Resource article
ADA captioning checklist for communications teams
A practical implementation checklist teams can use to move from ad hoc captioning to a durable compliance workflow.
Direct answer
What this means in practice
DOJ implementation guidance emphasizes planning, inventory, and assigned responsibilities for compliance execution.[1]
Caption quality requirements should include spoken content plus meaningful non-speech cues.[3]
Smaller entities still need a documented approach to meet Title II obligations and timelines.[2]
FAQ
Who should own captioning operations internally?
At minimum: a compliance owner, publishing owner, and QA owner with clear escalation paths.[1]
Annotated sources
- [1] ADA.gov first steps for Title II web/mobile rule
ADA.gov | Living guidance page
Implementation checklist guidance for planning, roles, and remediation sequencing.
- [2] ADA.gov small entity compliance guide
ADA.gov | Living guidance page
Clarifies obligations and practical considerations for smaller public entities.
- [3] W3C WCAG 2.1 Understanding SC 1.2.2
W3C WAI | WCAG 2.1 guidance
Defines caption content expectations required for meaningful access.

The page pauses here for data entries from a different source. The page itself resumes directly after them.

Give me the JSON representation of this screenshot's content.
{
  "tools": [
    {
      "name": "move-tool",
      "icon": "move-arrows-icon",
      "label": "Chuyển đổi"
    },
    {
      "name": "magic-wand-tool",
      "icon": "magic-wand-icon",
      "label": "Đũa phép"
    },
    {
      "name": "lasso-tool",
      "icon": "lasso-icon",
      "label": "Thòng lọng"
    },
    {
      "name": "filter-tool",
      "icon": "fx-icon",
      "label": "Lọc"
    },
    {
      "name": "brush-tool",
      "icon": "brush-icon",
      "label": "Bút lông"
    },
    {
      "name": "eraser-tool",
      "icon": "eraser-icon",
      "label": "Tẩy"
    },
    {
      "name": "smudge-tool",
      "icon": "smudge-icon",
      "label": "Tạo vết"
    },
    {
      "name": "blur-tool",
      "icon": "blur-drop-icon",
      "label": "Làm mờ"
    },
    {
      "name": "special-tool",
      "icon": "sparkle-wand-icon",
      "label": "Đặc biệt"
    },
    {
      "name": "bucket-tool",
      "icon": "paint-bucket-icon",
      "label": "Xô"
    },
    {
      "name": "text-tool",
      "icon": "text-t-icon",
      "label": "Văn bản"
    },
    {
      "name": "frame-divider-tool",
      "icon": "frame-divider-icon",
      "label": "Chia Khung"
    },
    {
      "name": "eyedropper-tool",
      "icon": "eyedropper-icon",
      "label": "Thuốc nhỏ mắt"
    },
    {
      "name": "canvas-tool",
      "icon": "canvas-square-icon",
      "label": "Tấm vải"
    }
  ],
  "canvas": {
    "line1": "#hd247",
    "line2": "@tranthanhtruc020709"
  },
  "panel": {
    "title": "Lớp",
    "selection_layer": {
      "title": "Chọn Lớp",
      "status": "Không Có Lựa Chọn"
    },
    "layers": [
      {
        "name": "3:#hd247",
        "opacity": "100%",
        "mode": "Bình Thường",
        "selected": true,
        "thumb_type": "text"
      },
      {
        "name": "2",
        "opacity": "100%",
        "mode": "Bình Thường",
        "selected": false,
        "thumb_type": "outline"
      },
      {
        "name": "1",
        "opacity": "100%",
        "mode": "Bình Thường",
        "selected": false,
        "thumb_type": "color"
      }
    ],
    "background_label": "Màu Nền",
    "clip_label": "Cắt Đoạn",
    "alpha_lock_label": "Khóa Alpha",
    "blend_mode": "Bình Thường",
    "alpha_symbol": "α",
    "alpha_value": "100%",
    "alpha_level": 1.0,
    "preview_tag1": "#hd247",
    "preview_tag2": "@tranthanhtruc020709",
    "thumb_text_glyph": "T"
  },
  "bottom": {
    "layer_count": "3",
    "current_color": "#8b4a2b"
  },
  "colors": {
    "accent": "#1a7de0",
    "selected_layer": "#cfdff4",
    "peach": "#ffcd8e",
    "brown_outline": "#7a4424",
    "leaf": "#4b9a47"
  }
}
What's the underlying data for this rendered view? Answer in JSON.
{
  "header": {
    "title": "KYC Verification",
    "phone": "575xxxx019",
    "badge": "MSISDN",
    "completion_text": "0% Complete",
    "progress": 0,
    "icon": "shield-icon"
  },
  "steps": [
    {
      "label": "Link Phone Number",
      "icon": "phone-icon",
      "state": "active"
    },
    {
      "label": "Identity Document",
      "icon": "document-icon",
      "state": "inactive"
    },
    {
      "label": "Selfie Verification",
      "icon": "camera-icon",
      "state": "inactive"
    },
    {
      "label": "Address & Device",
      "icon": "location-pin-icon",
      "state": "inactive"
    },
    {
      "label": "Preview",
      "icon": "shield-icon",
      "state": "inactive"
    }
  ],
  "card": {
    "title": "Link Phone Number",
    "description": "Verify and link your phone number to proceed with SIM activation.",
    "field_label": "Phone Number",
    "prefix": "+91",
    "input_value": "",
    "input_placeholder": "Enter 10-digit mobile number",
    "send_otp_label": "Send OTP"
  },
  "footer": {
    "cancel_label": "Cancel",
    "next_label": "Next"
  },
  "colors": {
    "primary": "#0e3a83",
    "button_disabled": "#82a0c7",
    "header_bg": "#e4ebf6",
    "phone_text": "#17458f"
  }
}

- [4] DOJ case page: Upton County election website accessibility
U.S. Department of Justice | Updated 2024-06-18
Provides concrete example of feedback loops and accessibility management obligations in settlement terms.
- [5] Harvard captioning settlement notice
Disability Law Center (court notice) | 2019-12-13 notice
Documents request-based captioning workflows and compliance reporting obligations.
This article is informational and not legal advice. Organizations should consult counsel for legal determinations.